Evaluating the data shared by the Ministry of Commerce on closed merchants, CHP Manisa MP Bekir Başevirgen stated that the announced figures are alarming.

In his statement, CHP’s Başevirgen stated that traders have been crushed by the economic crisis in the past three and a half years and made the following statements:

“We have been saying for years that the high price of the pandemic has fallen on merchants. The data shared by the Minister also confirms this. Merchants who opened and closed during the pandemic period were unable to receive subsidies due to their loss of income and were left dependent on bank loans, unable to recover. While symbolic aid of between 3,000 and 5,000 lira was granted to traders during the pandemic period, bank loans were also granted as a solution to financing problems.

However, while merchants faced rising input costs and high bill increases after the pandemic, they continued to be crushed by past debt. The merchants, who the next day had to buy the product they were selling at a higher price, had to sell their livelihood. High inflation, exorbitant increases in the prices of inputs, electricity, natural gas and rents forced hundreds of thousands of merchants to close their shutters. SMEs, which have not yet managed to recover, owe more than 3 trillion lire to the banks until September. The number of SMEs whose debts are being monitored reached 303,500.”

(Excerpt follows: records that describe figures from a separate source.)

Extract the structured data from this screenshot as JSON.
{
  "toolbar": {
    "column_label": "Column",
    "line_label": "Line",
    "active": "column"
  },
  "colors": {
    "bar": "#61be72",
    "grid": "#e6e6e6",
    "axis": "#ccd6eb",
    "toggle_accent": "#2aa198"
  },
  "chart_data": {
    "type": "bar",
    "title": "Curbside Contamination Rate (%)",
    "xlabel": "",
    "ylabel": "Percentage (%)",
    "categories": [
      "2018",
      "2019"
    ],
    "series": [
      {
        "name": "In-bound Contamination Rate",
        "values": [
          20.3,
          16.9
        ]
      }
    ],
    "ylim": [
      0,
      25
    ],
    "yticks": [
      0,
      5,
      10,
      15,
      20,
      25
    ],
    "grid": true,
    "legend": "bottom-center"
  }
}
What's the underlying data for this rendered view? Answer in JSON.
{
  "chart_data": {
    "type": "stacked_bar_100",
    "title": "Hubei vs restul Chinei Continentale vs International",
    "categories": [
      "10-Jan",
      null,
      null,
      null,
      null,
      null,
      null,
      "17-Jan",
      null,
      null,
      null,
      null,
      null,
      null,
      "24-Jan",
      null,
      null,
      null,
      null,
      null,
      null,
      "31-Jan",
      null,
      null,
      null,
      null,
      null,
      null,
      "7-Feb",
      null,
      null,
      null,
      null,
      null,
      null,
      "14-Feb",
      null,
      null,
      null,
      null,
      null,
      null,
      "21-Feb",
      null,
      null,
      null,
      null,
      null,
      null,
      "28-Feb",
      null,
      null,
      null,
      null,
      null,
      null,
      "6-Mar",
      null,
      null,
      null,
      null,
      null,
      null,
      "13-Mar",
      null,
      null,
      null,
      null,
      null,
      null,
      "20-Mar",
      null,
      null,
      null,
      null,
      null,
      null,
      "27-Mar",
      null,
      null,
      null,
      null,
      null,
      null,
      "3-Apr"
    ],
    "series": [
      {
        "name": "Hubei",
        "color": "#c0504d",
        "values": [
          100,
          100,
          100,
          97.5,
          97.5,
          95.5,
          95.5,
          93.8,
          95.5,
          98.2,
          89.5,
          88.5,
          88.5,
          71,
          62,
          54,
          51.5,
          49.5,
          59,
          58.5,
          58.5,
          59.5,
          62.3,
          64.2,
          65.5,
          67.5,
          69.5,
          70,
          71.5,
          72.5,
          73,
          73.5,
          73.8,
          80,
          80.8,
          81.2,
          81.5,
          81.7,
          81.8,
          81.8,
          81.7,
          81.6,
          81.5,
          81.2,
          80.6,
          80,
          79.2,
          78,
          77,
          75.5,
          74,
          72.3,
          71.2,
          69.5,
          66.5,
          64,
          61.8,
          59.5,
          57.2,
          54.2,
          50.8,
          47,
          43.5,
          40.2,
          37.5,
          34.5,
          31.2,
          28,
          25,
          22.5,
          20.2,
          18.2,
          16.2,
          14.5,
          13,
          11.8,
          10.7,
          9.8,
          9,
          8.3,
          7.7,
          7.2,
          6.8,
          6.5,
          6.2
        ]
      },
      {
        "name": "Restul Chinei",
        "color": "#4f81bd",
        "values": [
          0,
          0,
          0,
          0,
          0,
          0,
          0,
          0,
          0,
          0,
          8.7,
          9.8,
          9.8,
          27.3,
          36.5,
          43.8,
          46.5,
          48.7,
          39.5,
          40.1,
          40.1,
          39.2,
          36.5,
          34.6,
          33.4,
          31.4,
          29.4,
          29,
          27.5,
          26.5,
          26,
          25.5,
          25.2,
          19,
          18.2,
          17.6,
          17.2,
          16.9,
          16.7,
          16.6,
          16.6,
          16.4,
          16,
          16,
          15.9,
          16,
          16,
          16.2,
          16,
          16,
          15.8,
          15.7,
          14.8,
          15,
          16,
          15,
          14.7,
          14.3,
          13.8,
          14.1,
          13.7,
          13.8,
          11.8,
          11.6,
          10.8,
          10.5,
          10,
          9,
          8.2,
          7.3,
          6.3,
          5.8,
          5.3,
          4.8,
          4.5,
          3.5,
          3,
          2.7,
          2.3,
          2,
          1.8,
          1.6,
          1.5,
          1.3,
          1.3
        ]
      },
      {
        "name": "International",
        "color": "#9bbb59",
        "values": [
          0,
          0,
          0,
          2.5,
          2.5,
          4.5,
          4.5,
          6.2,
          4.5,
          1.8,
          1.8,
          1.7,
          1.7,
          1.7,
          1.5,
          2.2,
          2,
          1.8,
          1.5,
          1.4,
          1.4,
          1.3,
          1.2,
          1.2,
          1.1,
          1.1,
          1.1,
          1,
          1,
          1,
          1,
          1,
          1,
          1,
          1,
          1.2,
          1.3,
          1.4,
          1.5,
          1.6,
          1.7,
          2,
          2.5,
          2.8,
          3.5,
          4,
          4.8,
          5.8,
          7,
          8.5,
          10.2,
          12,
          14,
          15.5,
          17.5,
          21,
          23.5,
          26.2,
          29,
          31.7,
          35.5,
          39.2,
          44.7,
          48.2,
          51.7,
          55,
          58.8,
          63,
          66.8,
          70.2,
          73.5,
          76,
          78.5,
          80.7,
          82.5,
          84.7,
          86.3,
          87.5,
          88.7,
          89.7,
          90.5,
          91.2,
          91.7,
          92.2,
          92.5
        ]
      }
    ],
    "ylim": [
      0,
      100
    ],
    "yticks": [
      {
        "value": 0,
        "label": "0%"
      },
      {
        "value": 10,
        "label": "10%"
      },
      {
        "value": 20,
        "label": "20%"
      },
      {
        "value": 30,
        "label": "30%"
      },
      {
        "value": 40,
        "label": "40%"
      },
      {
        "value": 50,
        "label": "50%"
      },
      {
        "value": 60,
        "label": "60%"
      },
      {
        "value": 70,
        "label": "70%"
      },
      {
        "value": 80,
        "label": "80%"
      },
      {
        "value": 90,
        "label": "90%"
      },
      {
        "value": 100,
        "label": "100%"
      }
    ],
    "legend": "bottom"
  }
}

CHP’s Başevirgen pointed out that the purchasing power of the middle class is very important for commerce to return and the economy to achieve certain prosperity and stated that the number of closed merchants exceeding 600 thousand in 3.5 years is a sociological disaster.

CHP’s Başevirgen concluded his statement with the following statements:

“During the AKP period, the rich became richer and the poor became poorer. There is no class left in the middle class. The crisis that we have experienced in the last 3 years has collapsed the country’s middle class. The middle class and its loyalists began to collapse. While high inflation pushed the middle class toward the bottom, the rich segment at the top became even richer. However, the return of commerce and the ability of merchants to find customers depends on the middle class maintaining its purchasing power.

This disappearance of small merchants represents an enormous loss in terms of microeconomics. When the incomes of the middle class, who were among the customers of most merchants, decreased, the merchants who provided them with goods and services also got into trouble. Small merchants will soon cease to exist. “This situation is actually a sociological disaster.”